I know some methods for stopping process. When I type:

echo {1..999999} > filename.txt 

I can't stop it from running. I can stop other processes with
Ctrl+C | Ctrl+D | Ctrl+\ and etc.
But none of them seem to be working with this command.

Some guys told me to simply close this terminal. Other than that, open new terminal kill all terminal processes, but I don't want to do it this way. In the server I won't have such chance to open new terminal, I think.

Can I open a new terminal session in text-mode?

Best Answer

The reason why cannot interrupt that with Ctrl-c etc... is that the shell isn't running any command at that point. It's busy expanding {1..999999} to compute what the command line arguments will eventually be once it gets to the point of running the command.
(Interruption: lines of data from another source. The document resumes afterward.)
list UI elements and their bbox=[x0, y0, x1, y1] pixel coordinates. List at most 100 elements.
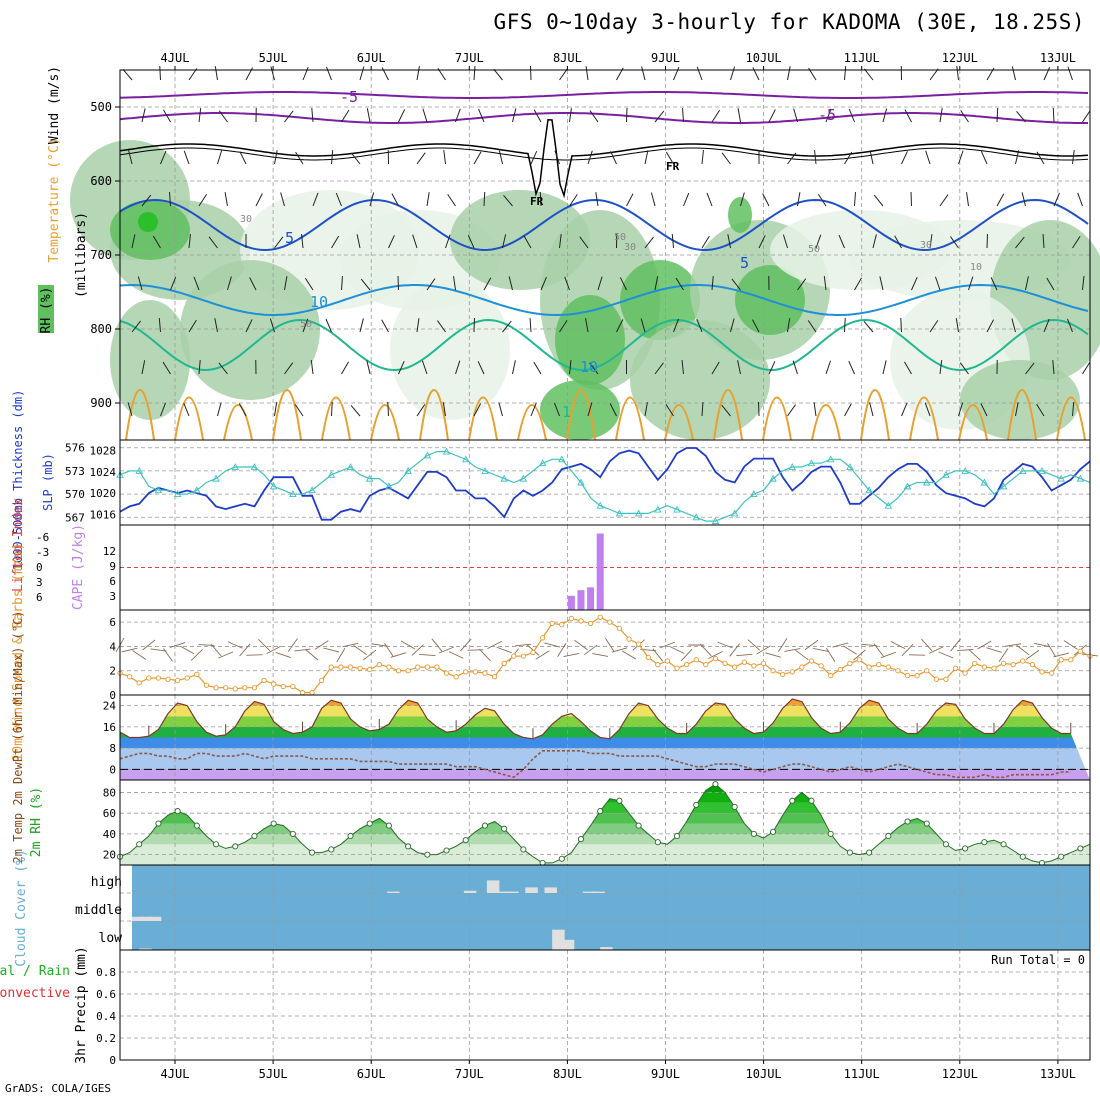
wind-barb bbox=[1021, 192, 1026, 207]
wind-barb bbox=[619, 277, 627, 291]
cape-tick-label: 9 bbox=[109, 560, 116, 573]
wind10m-point bbox=[732, 664, 738, 670]
wind10m-point bbox=[828, 672, 834, 679]
wind-barb bbox=[438, 646, 455, 654]
rh-shading bbox=[110, 300, 190, 420]
wind-barb bbox=[255, 193, 263, 207]
rh-point bbox=[251, 832, 258, 840]
thickness-point bbox=[577, 478, 585, 486]
wind-barb bbox=[592, 653, 609, 657]
wind-barb bbox=[795, 649, 809, 661]
wind-barb bbox=[387, 401, 389, 417]
thickness-point bbox=[999, 482, 1008, 490]
wind-barb bbox=[673, 66, 680, 81]
x-tick-label-bottom: 7JUL bbox=[455, 1067, 484, 1081]
thickness-point bbox=[423, 451, 432, 459]
wind-barb bbox=[873, 643, 884, 657]
wind-barb bbox=[740, 192, 745, 207]
wind-barb bbox=[751, 319, 760, 333]
wind-barb bbox=[711, 361, 720, 375]
wind-barb bbox=[238, 403, 247, 417]
wind-barb bbox=[341, 361, 349, 375]
wind10m-point bbox=[885, 664, 891, 670]
wind-barb bbox=[589, 362, 599, 375]
wind-barb bbox=[901, 151, 908, 165]
wind-barb bbox=[626, 193, 634, 207]
wind-barb bbox=[398, 109, 406, 123]
wind-barb bbox=[747, 639, 761, 651]
wind-barb bbox=[198, 193, 208, 207]
thickness-point bbox=[596, 501, 604, 509]
wind-barb bbox=[921, 638, 933, 652]
wind-barb bbox=[523, 235, 532, 249]
contour-label: 5 bbox=[740, 254, 749, 272]
rh-point bbox=[962, 845, 969, 852]
rh-point bbox=[1058, 853, 1065, 860]
wind-barb bbox=[1011, 66, 1016, 81]
wind-barb bbox=[863, 320, 874, 333]
wind-barb bbox=[934, 276, 941, 291]
wind-barb bbox=[141, 108, 146, 123]
rh-shading bbox=[138, 212, 158, 232]
wind-barb bbox=[269, 318, 275, 333]
x-tick-label-top: 12JUL bbox=[942, 51, 978, 65]
wind10m-point bbox=[501, 660, 507, 667]
wind-barb bbox=[270, 66, 275, 81]
wind10m-point bbox=[338, 664, 344, 670]
wind-barb bbox=[583, 644, 598, 656]
contour-5 bbox=[119, 198, 1089, 252]
x-tick-label-bottom: 4JUL bbox=[161, 1067, 190, 1081]
x-tick-label-bottom: 10JUL bbox=[746, 1067, 782, 1081]
rh-contour-label: 30 bbox=[920, 240, 932, 251]
wind-barb bbox=[673, 318, 679, 333]
wind10m-point bbox=[914, 672, 920, 679]
wind-barb bbox=[804, 639, 819, 651]
cloud-background bbox=[132, 865, 1090, 950]
rh-point bbox=[443, 847, 450, 854]
cloud-bar bbox=[552, 929, 565, 950]
wind-barb bbox=[419, 653, 436, 657]
wind-barb bbox=[706, 192, 713, 207]
ylabel-lifted-index: Lifted Index bbox=[11, 498, 26, 592]
rh-point bbox=[693, 801, 700, 808]
slp-tick-label: 1028 bbox=[90, 445, 117, 458]
thickness-point bbox=[1019, 466, 1027, 474]
wind-barb bbox=[814, 150, 817, 165]
wind-barb bbox=[968, 649, 981, 661]
wind10m-point bbox=[703, 661, 709, 668]
wind10m-point bbox=[482, 670, 488, 676]
wind10m-point bbox=[1010, 661, 1016, 668]
wind-barb bbox=[680, 648, 693, 662]
rh-tick-label: 60 bbox=[103, 807, 116, 820]
cloud-bar bbox=[506, 891, 519, 893]
thickness-point bbox=[481, 466, 489, 474]
cape-tick-label: 3 bbox=[109, 590, 116, 603]
wind10m-point bbox=[443, 670, 450, 676]
wind-barb bbox=[1072, 235, 1081, 249]
contour-20 bbox=[713, 389, 743, 441]
wind-barb bbox=[1052, 107, 1055, 123]
wind-barb bbox=[245, 67, 254, 81]
wind-barb bbox=[595, 192, 599, 207]
rh-point bbox=[942, 841, 949, 848]
cloud-bar bbox=[463, 890, 477, 893]
wind-barb bbox=[696, 66, 703, 81]
rh-point bbox=[558, 855, 565, 862]
wind10m-point bbox=[722, 660, 728, 667]
contour-20 bbox=[468, 396, 498, 441]
slp-tick-label: 1024 bbox=[90, 466, 117, 479]
wind-barb bbox=[665, 403, 674, 417]
wind-barb bbox=[911, 277, 918, 291]
wind10m-point bbox=[357, 665, 363, 671]
wind10m-point bbox=[395, 668, 402, 674]
wind10m-point bbox=[626, 636, 632, 642]
wind-barb bbox=[443, 150, 446, 165]
wind-barb bbox=[208, 236, 218, 249]
thickness-tick-label: 576 bbox=[65, 442, 85, 455]
wind10m-point bbox=[981, 664, 988, 670]
precip-tick-label: 0 bbox=[109, 1054, 116, 1067]
thickness-point bbox=[865, 486, 873, 494]
wind-barb bbox=[188, 319, 197, 333]
li-tick-label: 0 bbox=[36, 561, 43, 574]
While external commands respond to termination signals like SIGINT (which is emitted by default when you press Ctrl-c), shells themselves ignore them. If they didn't, then, when you pressed Ctrl-c, then in addition to killing whatever command happened to be running, you'd also kill the shell itself! (This is not quite true because of tty job control and foreground and background process groups, but close enough for the purpose of that explanation.)

If you need to interrupt it, there is unfortunately nothing you can do but kill the shell itself. Killing the shell itself will cause your session to terminate. In that sense it's largely equivalent to closing the terminal window or terminating the SSH connection.